Inps: riduzione contributiva edilizia 2016

Anche per il 2016 è stata confermata dall’INPS la riduzione contributiva riservata al settore dell’edilizia. Come riportato nel messaggio n. 3358 dell’Istituto, le imprese edili a partire dal 1° settembre potranno presentare le istanze per accedere allo sgravio pari all’11,50%, invariato rispetto al 2015.
L’articolo 29 del decreto legge n. 244/1995 (convertito con legge 8 agosto 1995 n. 341 e smi), prevede infatti che entro il 31 luglio di ogni anno il Ministero del Lavoro confermi o ridetermini la misura dello sgravio in oggetto, mediante decreto assunto di concerto con il Ministero dell’Economia.
La normativa prevede, altresì, che decorsi 30 giorni dal 31 luglio – e sino all’adozione del decreto – si applichi la riduzione già determinata per l’anno precedente, salvo conguaglio. Poiché nel periodo suddetto non è intervenuto il decreto, a decorrere dal 1° settembre 2016 le aziende potranno inoltrare l’istanza per accedere al beneficio nella misura fissata per il 2015, pari al 11,50%.

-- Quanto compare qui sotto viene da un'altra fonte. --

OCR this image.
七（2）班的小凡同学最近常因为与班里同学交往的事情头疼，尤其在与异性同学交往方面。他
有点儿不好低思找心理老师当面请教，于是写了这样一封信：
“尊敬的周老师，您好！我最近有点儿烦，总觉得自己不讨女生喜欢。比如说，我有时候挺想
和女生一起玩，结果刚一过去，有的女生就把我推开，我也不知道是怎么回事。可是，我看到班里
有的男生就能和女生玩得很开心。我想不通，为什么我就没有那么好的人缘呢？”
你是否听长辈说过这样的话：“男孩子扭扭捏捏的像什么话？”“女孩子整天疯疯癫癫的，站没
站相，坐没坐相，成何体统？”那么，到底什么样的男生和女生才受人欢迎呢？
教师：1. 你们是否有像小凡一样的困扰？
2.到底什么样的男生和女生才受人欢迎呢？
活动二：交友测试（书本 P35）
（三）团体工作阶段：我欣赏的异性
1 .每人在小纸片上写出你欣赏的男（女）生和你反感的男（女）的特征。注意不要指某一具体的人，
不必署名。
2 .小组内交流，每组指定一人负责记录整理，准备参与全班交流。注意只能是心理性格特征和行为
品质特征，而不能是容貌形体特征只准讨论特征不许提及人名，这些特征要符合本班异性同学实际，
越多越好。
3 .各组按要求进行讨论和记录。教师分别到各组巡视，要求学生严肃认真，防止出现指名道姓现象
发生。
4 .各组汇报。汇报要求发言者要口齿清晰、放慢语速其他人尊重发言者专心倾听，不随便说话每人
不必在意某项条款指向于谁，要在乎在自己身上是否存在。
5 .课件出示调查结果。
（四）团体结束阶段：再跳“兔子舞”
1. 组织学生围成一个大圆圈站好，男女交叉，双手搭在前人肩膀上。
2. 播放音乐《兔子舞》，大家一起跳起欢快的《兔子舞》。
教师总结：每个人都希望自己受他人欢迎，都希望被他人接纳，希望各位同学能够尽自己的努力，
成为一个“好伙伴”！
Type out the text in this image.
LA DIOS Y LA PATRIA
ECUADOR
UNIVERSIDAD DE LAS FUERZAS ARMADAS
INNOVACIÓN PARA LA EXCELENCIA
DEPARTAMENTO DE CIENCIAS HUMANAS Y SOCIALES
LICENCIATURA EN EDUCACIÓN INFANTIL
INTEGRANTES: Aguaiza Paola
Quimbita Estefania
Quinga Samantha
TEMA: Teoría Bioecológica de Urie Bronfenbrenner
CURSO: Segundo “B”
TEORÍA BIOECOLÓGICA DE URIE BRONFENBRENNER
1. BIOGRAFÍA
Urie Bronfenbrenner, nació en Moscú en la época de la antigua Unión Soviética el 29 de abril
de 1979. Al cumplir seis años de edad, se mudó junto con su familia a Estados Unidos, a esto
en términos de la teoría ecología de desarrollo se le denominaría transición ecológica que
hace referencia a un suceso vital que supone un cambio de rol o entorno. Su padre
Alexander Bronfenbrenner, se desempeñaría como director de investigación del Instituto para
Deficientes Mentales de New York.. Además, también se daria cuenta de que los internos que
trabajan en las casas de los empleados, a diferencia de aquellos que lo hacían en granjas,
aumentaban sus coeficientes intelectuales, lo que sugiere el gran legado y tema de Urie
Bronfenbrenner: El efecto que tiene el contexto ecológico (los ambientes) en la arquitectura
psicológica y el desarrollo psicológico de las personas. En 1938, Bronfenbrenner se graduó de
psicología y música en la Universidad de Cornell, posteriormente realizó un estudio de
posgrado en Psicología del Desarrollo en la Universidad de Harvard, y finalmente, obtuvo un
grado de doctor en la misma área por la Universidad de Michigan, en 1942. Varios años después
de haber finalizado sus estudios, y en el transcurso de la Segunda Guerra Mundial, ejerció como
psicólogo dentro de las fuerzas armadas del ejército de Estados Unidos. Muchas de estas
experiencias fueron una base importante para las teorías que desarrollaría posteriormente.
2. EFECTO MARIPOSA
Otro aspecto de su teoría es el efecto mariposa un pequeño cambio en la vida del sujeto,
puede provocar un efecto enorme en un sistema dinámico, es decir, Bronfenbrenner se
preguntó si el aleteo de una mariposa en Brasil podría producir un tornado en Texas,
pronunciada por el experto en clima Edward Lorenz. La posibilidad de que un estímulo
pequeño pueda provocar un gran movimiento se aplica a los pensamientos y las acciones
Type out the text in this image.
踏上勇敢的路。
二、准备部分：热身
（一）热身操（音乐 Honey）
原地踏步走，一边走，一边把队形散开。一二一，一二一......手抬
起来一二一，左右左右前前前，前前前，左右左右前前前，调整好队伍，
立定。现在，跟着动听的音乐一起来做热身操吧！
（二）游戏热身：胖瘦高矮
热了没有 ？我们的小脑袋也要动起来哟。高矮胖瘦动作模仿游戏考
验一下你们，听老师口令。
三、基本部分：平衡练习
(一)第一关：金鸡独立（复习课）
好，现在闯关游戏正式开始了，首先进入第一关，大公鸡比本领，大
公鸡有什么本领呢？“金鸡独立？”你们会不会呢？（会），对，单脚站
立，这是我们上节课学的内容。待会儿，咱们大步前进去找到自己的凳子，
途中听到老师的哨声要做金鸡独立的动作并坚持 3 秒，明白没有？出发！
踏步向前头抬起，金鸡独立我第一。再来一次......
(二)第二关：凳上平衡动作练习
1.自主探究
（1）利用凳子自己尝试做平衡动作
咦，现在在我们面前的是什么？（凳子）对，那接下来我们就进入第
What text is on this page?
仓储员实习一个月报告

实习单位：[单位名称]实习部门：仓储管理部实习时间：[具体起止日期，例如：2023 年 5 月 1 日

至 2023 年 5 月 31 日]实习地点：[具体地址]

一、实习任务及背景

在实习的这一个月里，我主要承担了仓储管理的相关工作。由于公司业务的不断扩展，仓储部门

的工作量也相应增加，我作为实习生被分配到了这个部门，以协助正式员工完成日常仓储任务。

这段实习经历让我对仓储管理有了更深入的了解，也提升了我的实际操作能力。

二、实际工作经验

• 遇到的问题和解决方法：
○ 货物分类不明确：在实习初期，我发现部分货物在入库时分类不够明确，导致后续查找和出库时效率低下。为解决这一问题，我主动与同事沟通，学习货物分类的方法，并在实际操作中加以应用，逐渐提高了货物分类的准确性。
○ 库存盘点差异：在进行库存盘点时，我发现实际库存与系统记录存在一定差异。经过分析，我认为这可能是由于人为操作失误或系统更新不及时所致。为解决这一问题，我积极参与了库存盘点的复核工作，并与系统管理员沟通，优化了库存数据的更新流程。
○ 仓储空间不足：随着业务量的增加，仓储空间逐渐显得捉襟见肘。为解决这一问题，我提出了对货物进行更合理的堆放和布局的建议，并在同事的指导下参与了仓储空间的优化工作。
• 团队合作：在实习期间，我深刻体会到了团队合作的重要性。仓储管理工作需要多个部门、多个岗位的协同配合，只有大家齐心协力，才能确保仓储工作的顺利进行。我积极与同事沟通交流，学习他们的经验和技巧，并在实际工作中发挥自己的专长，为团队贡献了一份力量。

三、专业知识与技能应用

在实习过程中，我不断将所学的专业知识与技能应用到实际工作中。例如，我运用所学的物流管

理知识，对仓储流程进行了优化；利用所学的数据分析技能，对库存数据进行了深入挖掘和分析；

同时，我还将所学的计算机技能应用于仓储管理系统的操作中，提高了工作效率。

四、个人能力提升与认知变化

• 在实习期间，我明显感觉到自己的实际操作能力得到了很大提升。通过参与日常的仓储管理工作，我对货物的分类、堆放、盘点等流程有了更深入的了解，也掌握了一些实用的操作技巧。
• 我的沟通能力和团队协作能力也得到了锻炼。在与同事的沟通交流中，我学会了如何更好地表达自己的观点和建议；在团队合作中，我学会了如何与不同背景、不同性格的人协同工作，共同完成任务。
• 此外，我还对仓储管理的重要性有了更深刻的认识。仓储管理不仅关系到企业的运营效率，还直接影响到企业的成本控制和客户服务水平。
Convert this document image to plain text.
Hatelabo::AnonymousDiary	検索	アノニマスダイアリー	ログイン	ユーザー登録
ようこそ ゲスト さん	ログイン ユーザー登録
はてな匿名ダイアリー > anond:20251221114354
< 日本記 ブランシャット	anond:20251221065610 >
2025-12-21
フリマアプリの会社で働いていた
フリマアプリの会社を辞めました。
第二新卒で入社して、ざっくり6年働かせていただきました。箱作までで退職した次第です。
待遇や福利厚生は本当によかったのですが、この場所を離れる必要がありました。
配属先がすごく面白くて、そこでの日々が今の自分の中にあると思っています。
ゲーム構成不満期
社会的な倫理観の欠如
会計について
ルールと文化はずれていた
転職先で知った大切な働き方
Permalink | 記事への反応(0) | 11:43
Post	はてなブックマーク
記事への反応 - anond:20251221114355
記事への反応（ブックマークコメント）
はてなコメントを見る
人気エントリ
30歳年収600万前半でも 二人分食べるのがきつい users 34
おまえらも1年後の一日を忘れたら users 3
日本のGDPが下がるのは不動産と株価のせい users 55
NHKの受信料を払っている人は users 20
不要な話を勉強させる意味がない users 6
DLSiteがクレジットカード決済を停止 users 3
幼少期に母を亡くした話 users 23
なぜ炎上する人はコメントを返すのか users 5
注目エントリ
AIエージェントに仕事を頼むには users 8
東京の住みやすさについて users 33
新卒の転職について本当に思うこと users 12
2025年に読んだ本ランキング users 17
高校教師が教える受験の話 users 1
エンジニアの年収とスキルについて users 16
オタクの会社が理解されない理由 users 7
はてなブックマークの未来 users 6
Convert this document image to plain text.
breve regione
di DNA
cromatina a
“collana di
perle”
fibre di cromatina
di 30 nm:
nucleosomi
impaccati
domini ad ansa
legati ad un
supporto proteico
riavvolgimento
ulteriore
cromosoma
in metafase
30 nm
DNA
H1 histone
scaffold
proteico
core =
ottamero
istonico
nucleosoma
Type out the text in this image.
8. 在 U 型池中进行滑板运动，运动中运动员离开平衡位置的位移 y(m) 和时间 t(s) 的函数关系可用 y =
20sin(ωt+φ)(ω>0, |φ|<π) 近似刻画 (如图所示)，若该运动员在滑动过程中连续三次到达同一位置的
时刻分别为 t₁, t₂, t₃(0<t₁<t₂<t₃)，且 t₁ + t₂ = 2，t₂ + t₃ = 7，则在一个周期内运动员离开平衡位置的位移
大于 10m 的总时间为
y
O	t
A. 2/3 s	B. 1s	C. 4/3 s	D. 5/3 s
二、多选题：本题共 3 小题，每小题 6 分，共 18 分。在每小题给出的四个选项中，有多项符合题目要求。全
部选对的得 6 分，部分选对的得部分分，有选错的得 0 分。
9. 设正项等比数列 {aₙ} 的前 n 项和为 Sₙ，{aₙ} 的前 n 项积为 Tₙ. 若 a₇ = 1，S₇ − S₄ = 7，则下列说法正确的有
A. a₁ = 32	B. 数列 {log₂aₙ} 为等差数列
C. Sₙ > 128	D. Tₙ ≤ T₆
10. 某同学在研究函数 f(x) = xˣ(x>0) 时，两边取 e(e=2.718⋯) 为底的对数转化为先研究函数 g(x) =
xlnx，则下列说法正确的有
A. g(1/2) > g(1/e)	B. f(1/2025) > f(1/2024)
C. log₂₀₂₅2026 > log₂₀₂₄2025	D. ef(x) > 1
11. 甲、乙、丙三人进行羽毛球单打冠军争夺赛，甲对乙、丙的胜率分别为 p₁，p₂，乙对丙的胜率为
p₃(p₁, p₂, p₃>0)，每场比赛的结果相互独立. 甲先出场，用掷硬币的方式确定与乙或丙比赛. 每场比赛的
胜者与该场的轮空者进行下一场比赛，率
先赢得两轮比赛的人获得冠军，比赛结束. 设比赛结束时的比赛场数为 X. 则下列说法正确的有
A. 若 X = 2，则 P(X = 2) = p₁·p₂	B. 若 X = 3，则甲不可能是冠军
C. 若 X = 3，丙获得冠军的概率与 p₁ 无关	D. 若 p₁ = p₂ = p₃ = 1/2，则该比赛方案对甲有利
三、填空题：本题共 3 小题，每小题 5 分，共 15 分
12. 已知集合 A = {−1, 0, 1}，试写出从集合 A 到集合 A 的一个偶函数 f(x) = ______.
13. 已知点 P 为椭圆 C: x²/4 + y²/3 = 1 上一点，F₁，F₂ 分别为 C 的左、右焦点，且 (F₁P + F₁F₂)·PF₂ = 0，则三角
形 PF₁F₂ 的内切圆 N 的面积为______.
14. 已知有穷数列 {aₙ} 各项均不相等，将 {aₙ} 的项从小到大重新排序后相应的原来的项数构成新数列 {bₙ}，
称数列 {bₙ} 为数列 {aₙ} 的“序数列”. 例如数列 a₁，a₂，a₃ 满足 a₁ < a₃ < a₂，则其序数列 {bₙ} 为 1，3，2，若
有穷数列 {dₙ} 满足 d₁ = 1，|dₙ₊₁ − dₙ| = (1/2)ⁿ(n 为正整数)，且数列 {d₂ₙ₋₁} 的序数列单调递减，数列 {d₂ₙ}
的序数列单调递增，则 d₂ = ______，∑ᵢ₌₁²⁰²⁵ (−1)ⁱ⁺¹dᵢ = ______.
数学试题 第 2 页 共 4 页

L’INPS ricorda, inoltre, che non costituiscono attività edili in senso stretto – pertanto sono escluse dalla riduzione contributiva in oggetto – le opere di installazione di impianti elettrici, idraulici ed altri lavori simili, contraddistinte dai codici Ateco 2007 da 432101 a 432909 e dai codici statistici contributivi 11306, 11307, 11308, 41306, 41307, 41308, sempre accompagnati dai codici di autorizzazione 3N e 3P.
La riduzione è applicabile per i periodi di paga da gennaio a dicembre 2016. Le istanze finalizzate all’applicazione dello sgravio relativamente all’anno 2016 devono essere inviate esclusivamente in via telematica avvalendosi del modulo “Rid-Edil”, disponibile all’interno del cassetto previdenziale aziende del sito internet dell’Istituto, nella sezione “comunicazioni on-line”, funzionalità “invio nuova comunicazione”.